The re-emergence of wooded Sauvignon Blanc

By , 6 July 2017

“I’d rather drink a wooded Sauvignon Blanc over an unwooded Chardonnay,” remarked celebrity chef Pete Goffe-Wood over lunch the other day and I tend to share the sentiment. Chablis is Chablis but local unwooded Chardonnay often underwhelms, the wines failing to show real complexity.

The Giant Periwinkle Blanc Fumé 2016Wooded Sauvignon Blanc, on the other hand, is re-emerging as a terrifically exciting category – “Blanc Fumé” was a brief phenomenon in the late 1990s and early 2000s but these were largely misconceived, the wines tending to showing the overt green character which marks so many examples of the variety with dollops of barrel-derived vanilla and spice on top.

These rightfully dropped out of the market but in recent times we have started to see much more proficient use of oak in the winemaking process, the end-result being wines which might usefully be compared to Graves, Bordeaux on account of their detail and balance.
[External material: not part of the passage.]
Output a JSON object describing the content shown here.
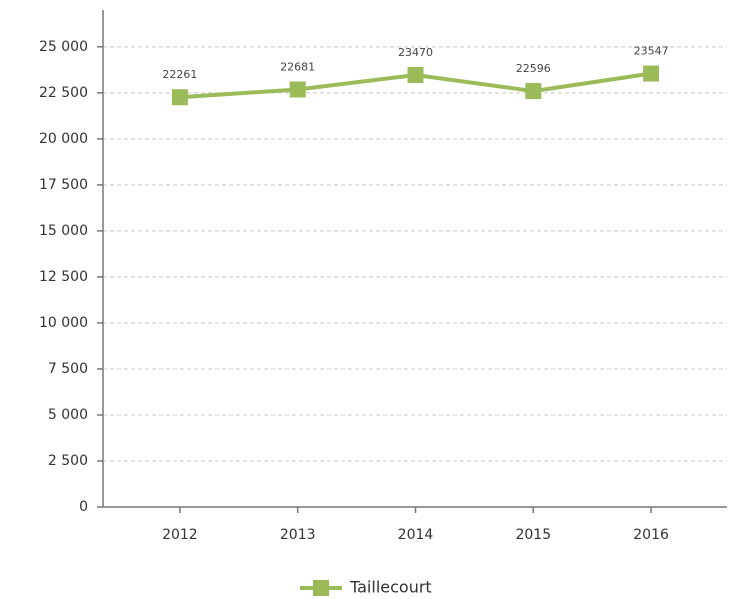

Of course, Graves typically includes some Semillon and South Africa has replicated the “Bordeaux white blend” with huge success –Iona One Man Band White 2015, Strandveld Adamastor 2014 and Tokara Director’s Reserve White 2014 all rated 94 on the 100-point quality scale in last year’s category review – but these are notoriously difficult to sell, the outgoing Tokara winemaker Miles Mossop once saying to me that some consumers find that they taste too much like straight Sauvignon and then can’t understand why they must pay a premium while others find that don’t taste like straight Sauvignon enough!

What “Wooded Sauvingon Blanc” allows producers to do is to gain the extra complexity that barrel fermentation and maturation facilitates but avoid any tricky marketing issues. Moreover, regulations allow the addition of up to 15% Semillon without having to declare it so many producers are in fact blending as well.

Examples of wooded Sauvignon Blanc which have caught the eye recently are Marianne 2016, Mulderbosch 1000 Miles 2015 and The Giant Periwinkle Blanc Fumé 2016. Then there’s Matt Day of Klein Constantia – nobody’s more committed to unlocking the potential of Sauvignon Blanc than him and needless to say, his small-batch experimental wines feature oak. These aren’t commercially available but present your credentials and a tasting might be forthcoming.